Mary Jane, meanwhile, was raising five children. While car-pooling Charles Jr. (known as C.Z.) in the late '50s, she met Nancy Reagan, whose daughter Patti was in the same private elementary school. "We became involved in the mothers' club and found we had a great deal in common," Mary Jane recalls. They worked for such charities as the Colleagues, which started one of the first infant day-care centers, and collaborated on family screenings, barbecues and volleyball games. In the '60s Nancy and she commiserated, Mary Jane says, when "Patti was a teenager and my boys went through a period of having long hair. We tried to handle it delicately, but I don't think we had any truly serious problems. The average child in high school today would have tried marijuana or pot or whatever they call it."

Two young Wicks were in the audience when young Ron Reagan debuted with the Joffrey II ballet last October, and Ron stayed with C.Z. when he took his new bride to California to see the family over the Christmas holidays. C.Z., 28, is an ABC executive; Douglas Wick, 26, is an associate film producer (he worked on Starting Over); Pamela, 25, is married to a Chicago bank executive who is the son of House Minority Leader Robert Michel; Cynthia, 23, works at Glamour, and Kimberly, 20, is at the University of Colorado. Says Nancy Reynolds, Mrs. Reagan's close friend and former aide: "In addition to the warm friendship between the two couples, the governor and Nancy are crazy about the Wick children—and vice versa."

Helped by a staff of three at the estate they bought from Lana Turner in Holmby Hills, Mary Jane is proud that "I've always done charity work, and yet have always managed to be home with the children." She doesn't regret not having a career. "I'm no women's libber," she says.

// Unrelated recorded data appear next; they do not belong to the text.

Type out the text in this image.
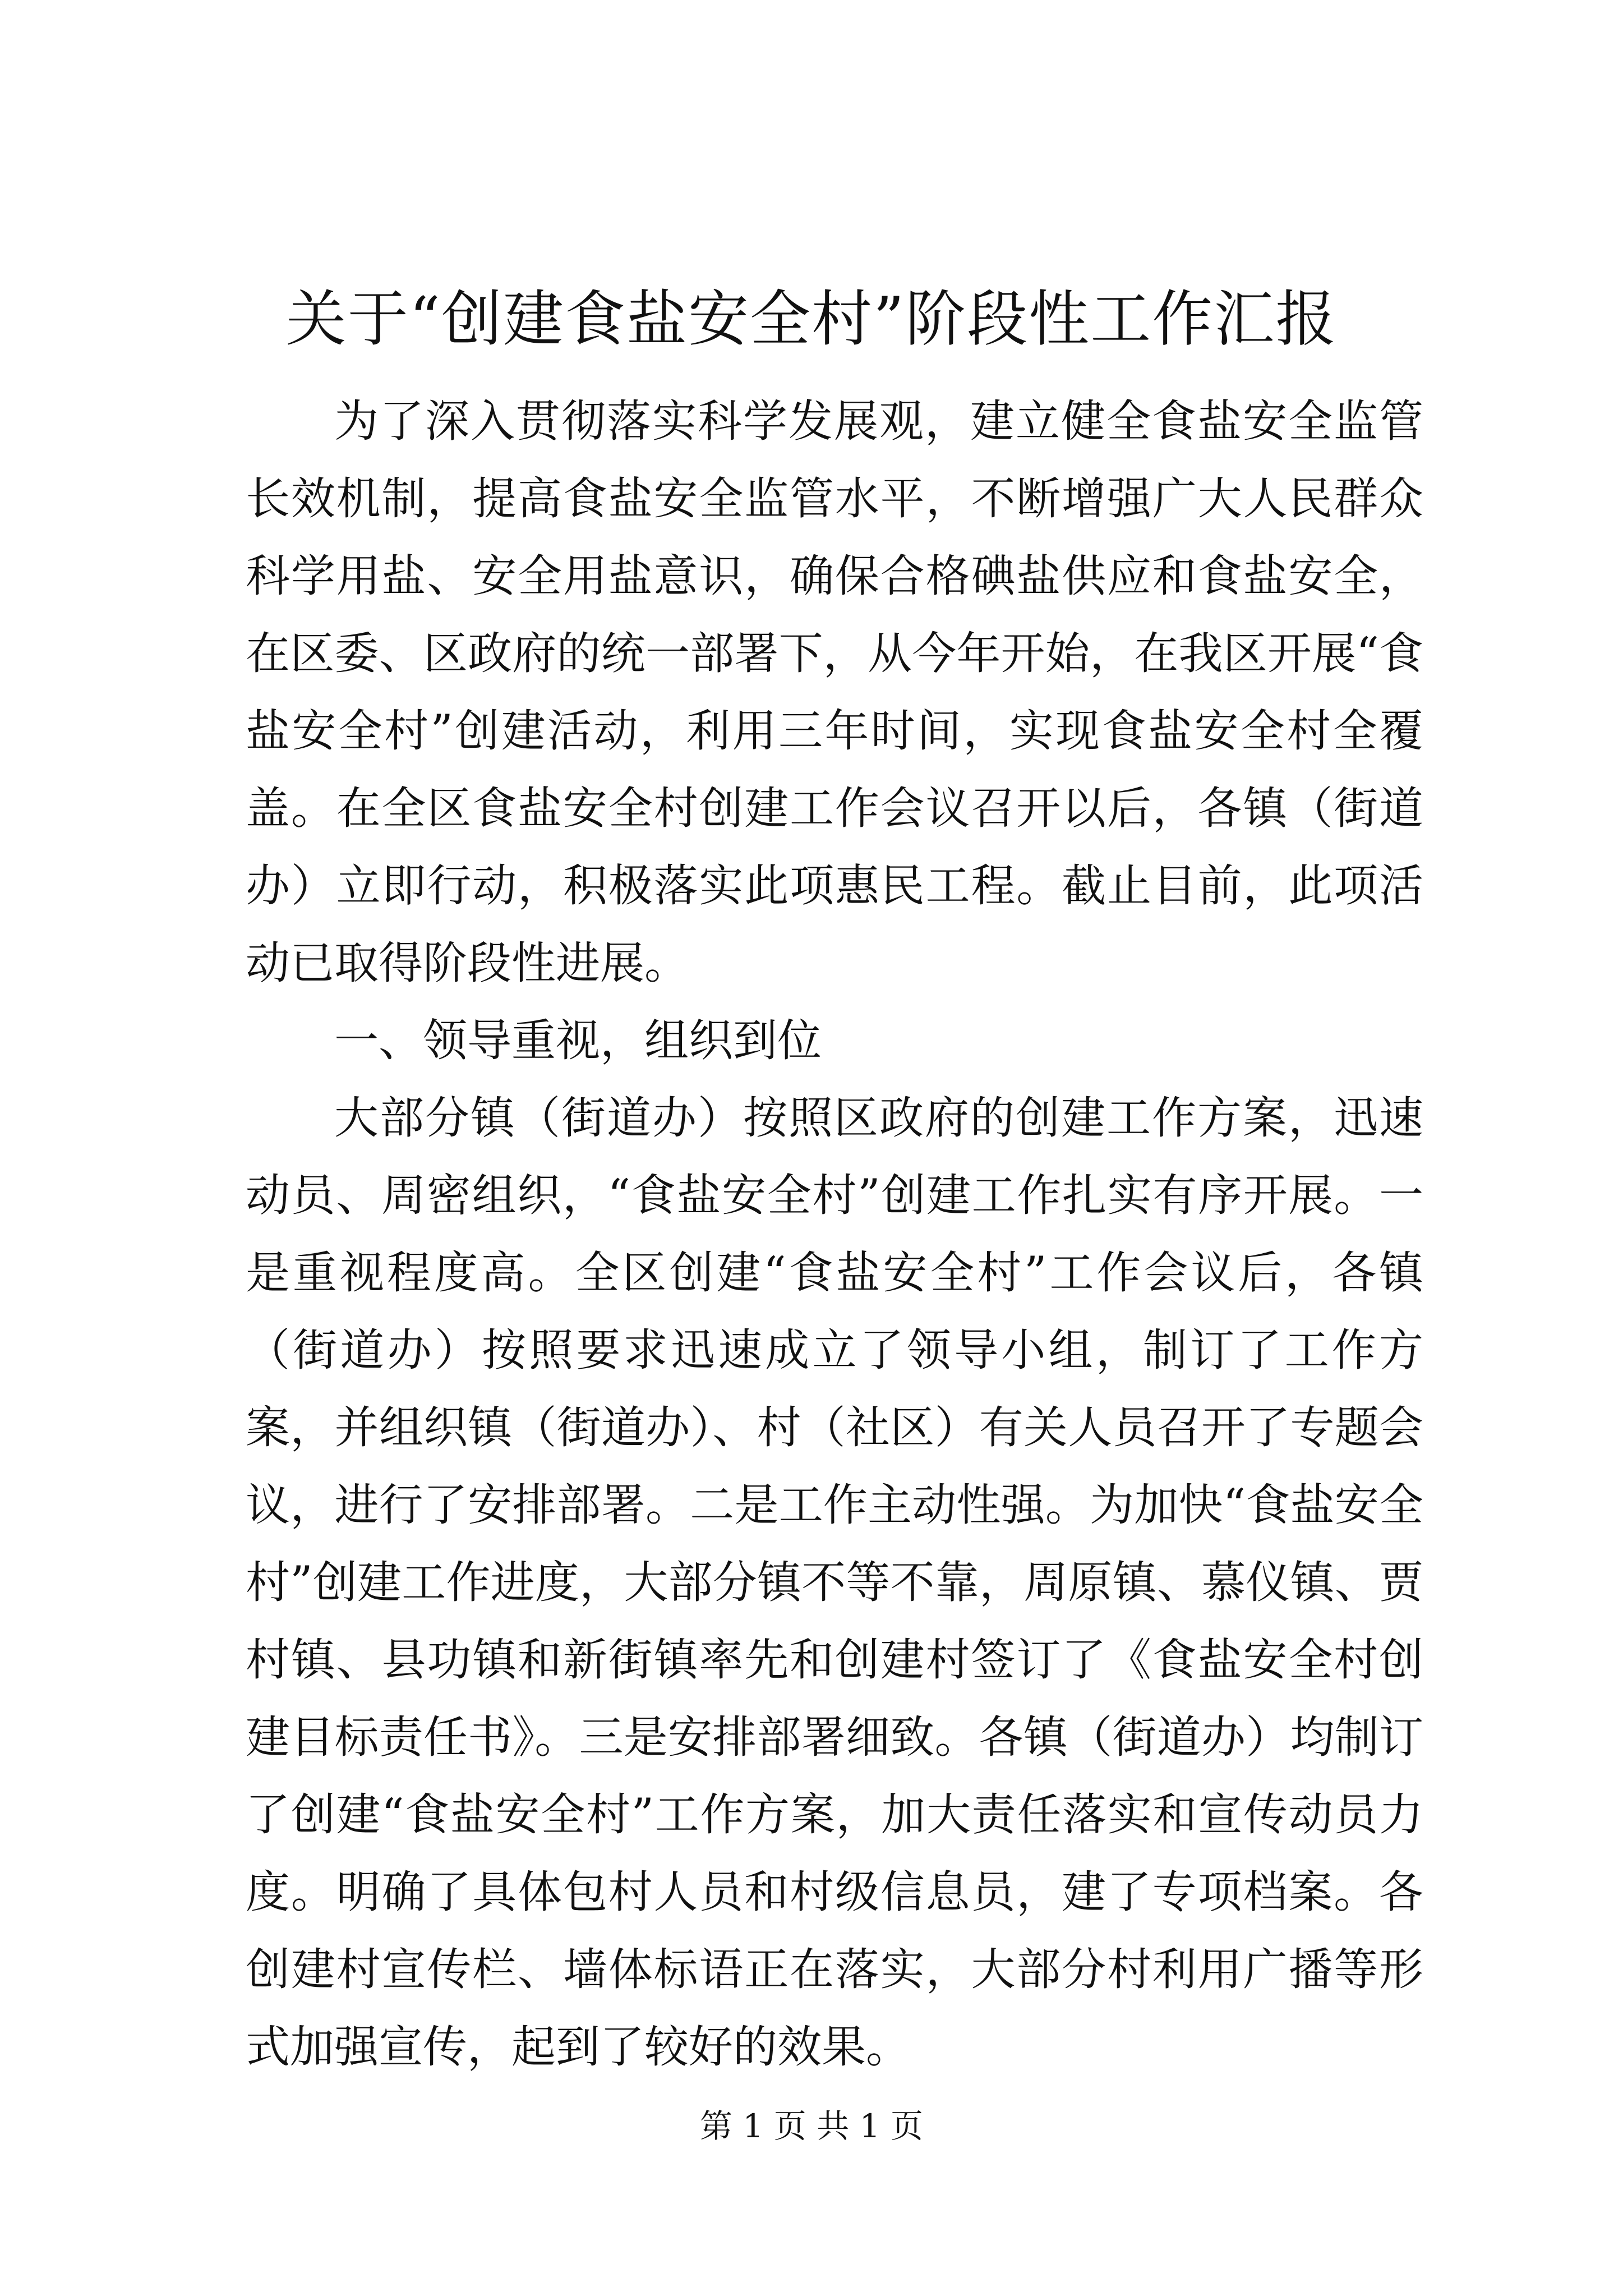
关于“创建食盐安全村”阶段性工作汇报

为了深入贯彻落实科学发展观，建立健全食盐安全监管长效机制，提高食盐安全监管水平，不断增强广大人民群众科学用盐、安全用盐意识，确保合格碘盐供应和食盐安全，在区委、区政府的统一部署下，从今年开始，在我区开展“食盐安全村”创建活动，利用三年时间，实现食盐安全村全覆盖。在全区食盐安全村创建工作会议召开以后，各镇（街道办）立即行动，积极落实此项惠民工程。截止目前，此项活动已取得阶段性进展。

一、领导重视，组织到位

大部分镇（街道办）按照区政府的创建工作方案，迅速动员、周密组织，“食盐安全村”创建工作扎实有序开展。一是重视程度高。全区创建“食盐安全村”工作会议后，各镇（街道办）按照要求迅速成立了领导小组，制订了工作方案，并组织镇（街道办）、村（社区）有关人员召开了专题会议，进行了安排部署。二是工作主动性强。为加快“食盐安全村”创建工作进度，大部分镇不等不靠，周原镇、慕仪镇、贾村镇、县功镇和新街镇率先和创建村签订了《食盐安全村创建目标责任书》。三是安排部署细致。各镇（街道办）均制订了创建“食盐安全村”工作方案，加大责任落实和宣传动员力度。明确了具体包村人员和村级信息员，建了专项档案。各创建村宣传栏、墙体标语正在落实，大部分村利用广播等形式加强宣传，起到了较好的效果。

第 1 页 共 1 页
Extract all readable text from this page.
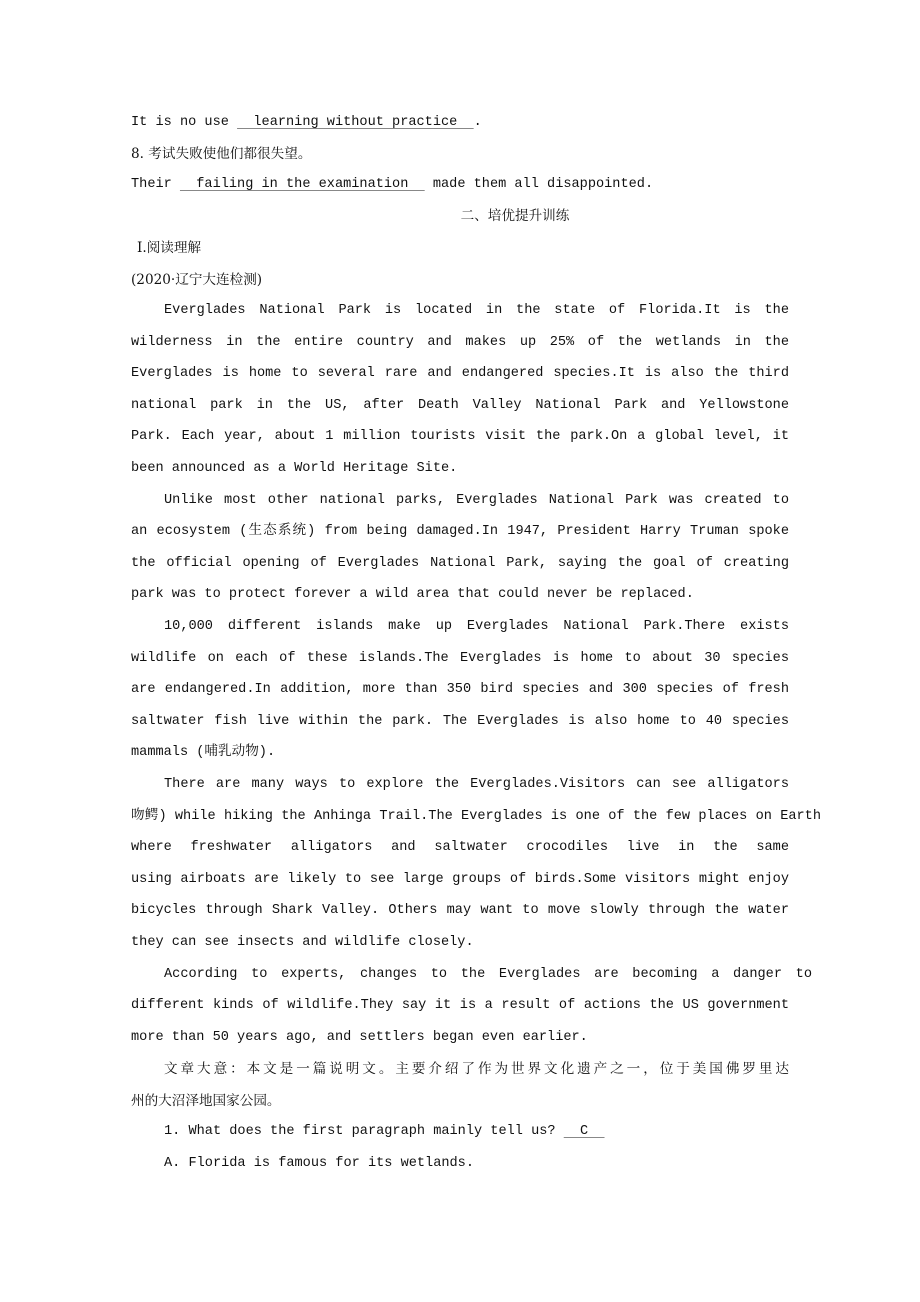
It is no use   learning without practice  .
8. 考试失败使他们都很失望。
Their   failing in the examination   made them all disappointed.
二、培优提升训练
Ⅰ.阅读理解
(2020·辽宁大连检测)
Everglades National Park is located in the state of Florida.It is the
wilderness in the entire country and makes up 25% of the wetlands in the
Everglades is home to several rare and endangered species.It is also the third
national park in the US, after Death Valley National Park and Yellowstone
Park. Each year, about 1 million tourists visit the park.On a global level, it
been announced as a World Heritage Site.
Unlike most other national parks, Everglades National Park was created to
an ecosystem (生态系统) from being damaged.In 1947, President Harry Truman spoke
the official opening of Everglades National Park, saying the goal of creating
park was to protect forever a wild area that could never be replaced.
10,000 different islands make up Everglades National Park.There exists
wildlife on each of these islands.The Everglades is home to about 30 species
are endangered.In addition, more than 350 bird species and 300 species of fresh
saltwater fish live within the park. The Everglades is also home to 40 species
mammals (哺乳动物).
There are many ways to explore the Everglades.Visitors can see alligators
吻鳄) while hiking the Anhinga Trail.The Everglades is one of the few places on Earth
where freshwater alligators and saltwater crocodiles live in the same
using airboats are likely to see large groups of birds.Some visitors might enjoy
bicycles through Shark Valley. Others may want to move slowly through the water
they can see insects and wildlife closely.
According to experts, changes to the Everglades are becoming a danger to
different kinds of wildlife.They say it is a result of actions the US government
more than 50 years ago, and settlers began even earlier.
文章大意：本文是一篇说明文。主要介绍了作为世界文化遗产之一，位于美国佛罗里达
州的大沼泽地国家公园。
1. What does the first paragraph mainly tell us?   C
A. Florida is famous for its wetlands.
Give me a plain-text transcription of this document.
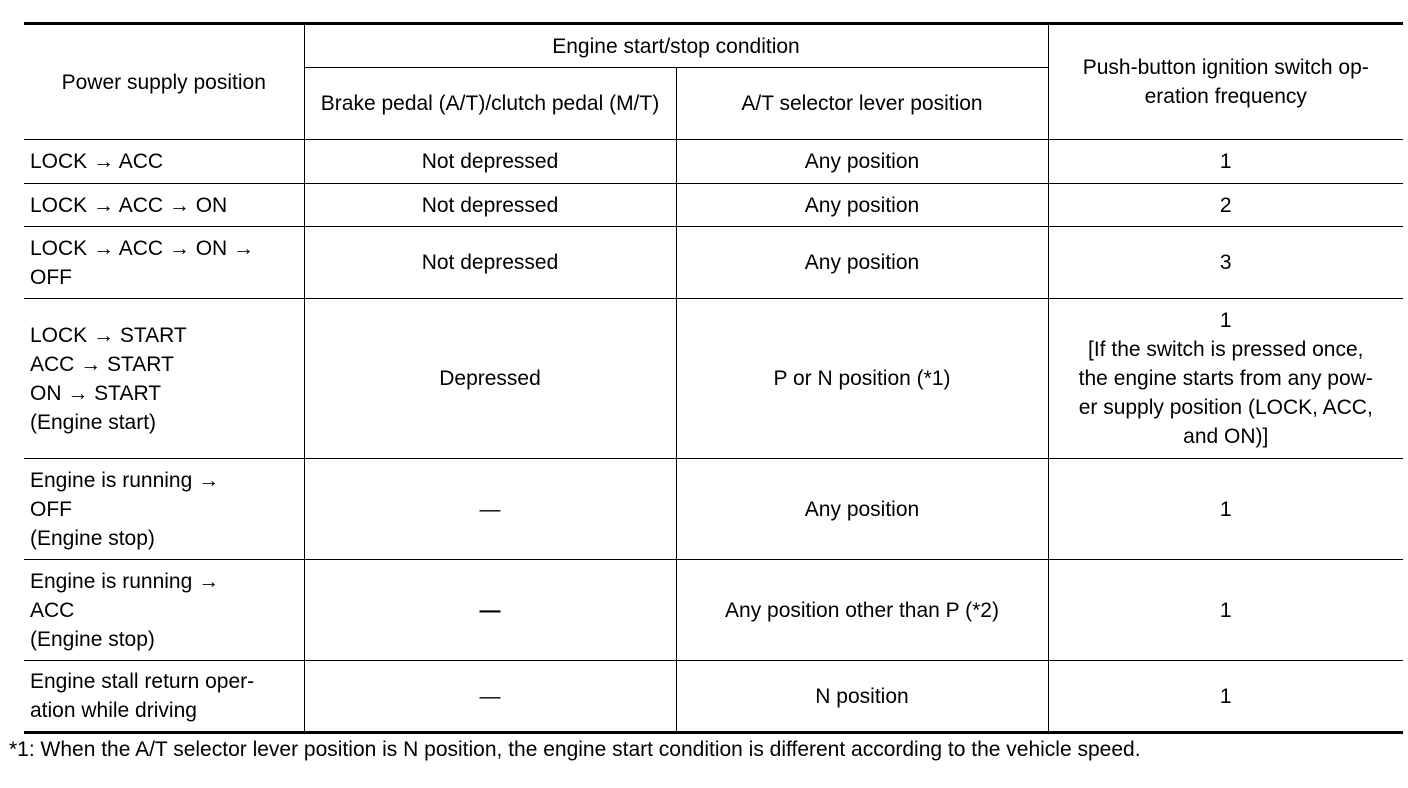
Power supply position	Engine start/stop condition		Push-button ignition switch op-
eration frequency
	Brake pedal (A/T)/clutch pedal (M/T)	A/T selector lever position	
LOCK → ACC	Not depressed	Any position	1
LOCK → ACC → ON	Not depressed	Any position	2
LOCK → ACC → ON →
OFF	Not depressed	Any position	3
LOCK → START
ACC → START
ON → START
(Engine start)	Depressed	P or N position (*1)	1
[If the switch is pressed once,
the engine starts from any pow-
er supply position (LOCK, ACC,
and ON)]
Engine is running →
OFF
(Engine stop)	—	Any position	1
Engine is running →
ACC
(Engine stop)	—	Any position other than P (*2)	1
Engine stall return oper-
ation while driving	—	N position	1

*1: When the A/T selector lever position is N position, the engine start condition is different according to the vehicle speed.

The Wicks will keep an apartment at Watergate. "It's fun to have a place to visit here," says Mary Jane. How frequently will they see the First Family? "My friendship with Ronnie has never been as close as Mary Jane's with Mrs. Reagan," says Charles. "He has very few intimate friends." Still, Washington rumors suggest that Charles is a logical contender to become either head of the International Communication Agency (as the USIA is now called) or a job this week prepared him for ideally—chief of protocol. The ICA job is more likely, but protocol would have one distinct appeal: the Wicks would work again as a couple. "My wife," he says, "is one of the best executives and the nicest woman I've ever known."